Josh Horwitz, executive director of the Coalition to Stop Gun Violence urged moderators to discuss actual policy proposals in the gun violence prevention movement, something that people have vetted, as opposed to fears that a nationwide gun buyback program will lead to confiscation. Horwitz suggested asking candidates about their support for extreme risk protection orders as a way to reduce firearm suicide, and permit to purchase laws which he says have been proven to be more effective at reducing gun violence than background checks.
Daniel Webster, director of the Johns Hopkins Center for Gun Policy and Research, said he “hated Chuck Todd’s question because he implied that gun laws are about confiscation when that has not been the case.” Instead, Webster said he wants to know “what would candidates do in addition to comprehensive background check requirements” and suggested that moderators should ask candidates “if or how their plans for tackling gun violence” are based on actual data or scientific research.

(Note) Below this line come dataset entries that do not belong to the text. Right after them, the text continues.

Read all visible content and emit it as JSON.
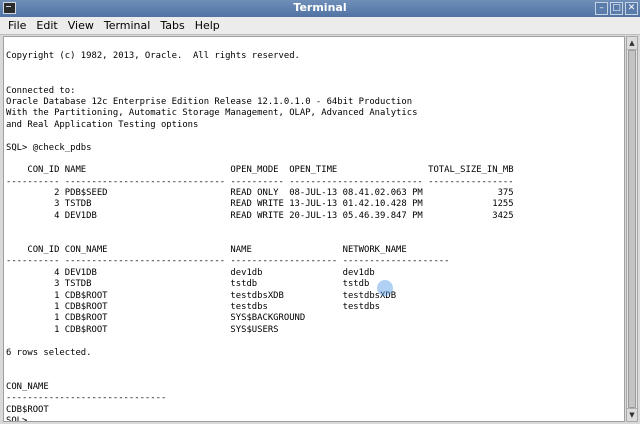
{
  "window": {
    "title": "Terminal",
    "buttons": {
      "minimize": "–",
      "maximize": "□",
      "close": "✕"
    },
    "icon": "terminal-icon"
  },
  "menu": [
    "File",
    "Edit",
    "View",
    "Terminal",
    "Tabs",
    "Help"
  ],
  "terminal": {
    "lines": [
      "",
      "Copyright (c) 1982, 2013, Oracle.  All rights reserved.",
      "",
      "",
      "Connected to:",
      "Oracle Database 12c Enterprise Edition Release 12.1.0.1.0 - 64bit Production",
      "With the Partitioning, Automatic Storage Management, OLAP, Advanced Analytics",
      "and Real Application Testing options",
      "",
      "SQL> @check_pdbs",
      "",
      "    CON_ID NAME                           OPEN_MODE  OPEN_TIME                 TOTAL_SIZE_IN_MB",
      "---------- ------------------------------ ---------- ------------------------- ----------------",
      "         2 PDB$SEED                       READ ONLY  08-JUL-13 08.41.02.063 PM              375",
      "         3 TSTDB                          READ WRITE 13-JUL-13 01.42.10.428 PM             1255",
      "         4 DEV1DB                         READ WRITE 20-JUL-13 05.46.39.847 PM             3425",
      "",
      "",
      "    CON_ID CON_NAME                       NAME                 NETWORK_NAME",
      "---------- ------------------------------ -------------------- --------------------",
      "         4 DEV1DB                         dev1db               dev1db",
      "         3 TSTDB                          tstdb                tstdb",
      "         1 CDB$ROOT                       testdbsXDB           testdbsXDB",
      "         1 CDB$ROOT                       testdbs              testdbs",
      "         1 CDB$ROOT                       SYS$BACKGROUND",
      "         1 CDB$ROOT                       SYS$USERS",
      "",
      "6 rows selected.",
      "",
      "",
      "CON_NAME",
      "------------------------------",
      "CDB$ROOT",
      "SQL> "
    ]
  }
}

Igor Volsky, founder and executive director of Guns Down, called Todd’s question “unnecessarily sensationalistic, particularly since nobody is advocating broad-based confiscation.” He urged moderators to base the questions around the facts that “guns are becoming increasingly lethal,” they are “incredibly easy to get,” and the U.S. has “the highest rates of gun deaths.” “The moderators expect big solutions from candidates on issues like climate change or health care,” Volsky added, “and they should also expect -- and push -- candidates to articulate bold, comprehensive, and new solutions for reducing gun violence.”
Parsons, Horwitz, Webster, and Lowenthal also highlighted that the majority of U.S. gun deaths are suicides -- nearly 24,000 in 2016 alone -- and they agreed that moderators need to ask candidates what specific policies they would support to reduce that number.